Human rights lawyer: ‘Internet blackout hides Sudan coup atrocities’
The ongoing internet shut-down and disruptions to telecommunications in Sudan have entered their eighth day. Critics and activists caution that the blackout is being used as a smokescreen to hide atrocities committed by the army and paramilitary forces in support of the military coup.
The ongoing internet shut-down and disruptions to telecommunications in Sudan have entered their eighth day. Critics and activists caution that the blackout is being used as a smokescreen to hide atrocities committed by the army and paramilitary forces in support of the military coup.
Reports from the capital Khartoum and other cities in the country indicate that little internet traffic is possible, while mobile phone services are intermittent and unreliable.
Human rights defender Ali Ajab told Radio Dabanga that “cutting off the internet aims to hide the crimes of the Sudan Armed Forces and Rapid Support Forces,” and that if the internet service is restored, “the world will witness the extent of the atrocities committed by these forces against peaceful and defenceless demonstrators”.
He told Radio Dabanga that Lt Gen Abdelfattah El Burhan, leader of the military coup that took place on October 25, has “restored the operations department of the security apparatus specialised in detentions and torture”.
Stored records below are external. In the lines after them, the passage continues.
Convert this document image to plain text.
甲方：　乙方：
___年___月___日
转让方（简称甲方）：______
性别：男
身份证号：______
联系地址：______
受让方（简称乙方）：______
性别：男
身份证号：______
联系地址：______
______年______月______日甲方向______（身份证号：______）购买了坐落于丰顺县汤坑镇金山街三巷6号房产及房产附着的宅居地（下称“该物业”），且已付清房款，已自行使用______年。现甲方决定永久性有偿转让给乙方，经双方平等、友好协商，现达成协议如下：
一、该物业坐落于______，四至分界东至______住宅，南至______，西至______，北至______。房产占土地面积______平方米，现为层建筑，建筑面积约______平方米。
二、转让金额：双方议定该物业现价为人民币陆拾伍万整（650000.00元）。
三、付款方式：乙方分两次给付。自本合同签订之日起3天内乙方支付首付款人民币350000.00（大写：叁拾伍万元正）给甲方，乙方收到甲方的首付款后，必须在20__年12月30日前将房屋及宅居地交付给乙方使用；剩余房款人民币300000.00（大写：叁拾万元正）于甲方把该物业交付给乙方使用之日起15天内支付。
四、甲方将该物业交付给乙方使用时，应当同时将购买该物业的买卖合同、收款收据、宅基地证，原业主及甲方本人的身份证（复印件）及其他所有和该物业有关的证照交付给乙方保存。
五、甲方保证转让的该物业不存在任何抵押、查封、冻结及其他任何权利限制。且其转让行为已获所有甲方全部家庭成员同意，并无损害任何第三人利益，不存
The lawyer said that the wide detention campaign against pro-democracy politicians, members of Resistance Committees, and other activists, is carried out by several parties, such as the Military Intelligence that takes detainees to military sites, and the security apparatus, which uses its old headquarters in Khartoum North near the Shendi bus station – though the amended Security Service Law does not give the General Intelligence Service (GIS) the authority to detain people.
Ajab further reported that the civil disobedience actions are “working efficiently. Almost all neighbourhood grocers are working to meet the needs of the people.”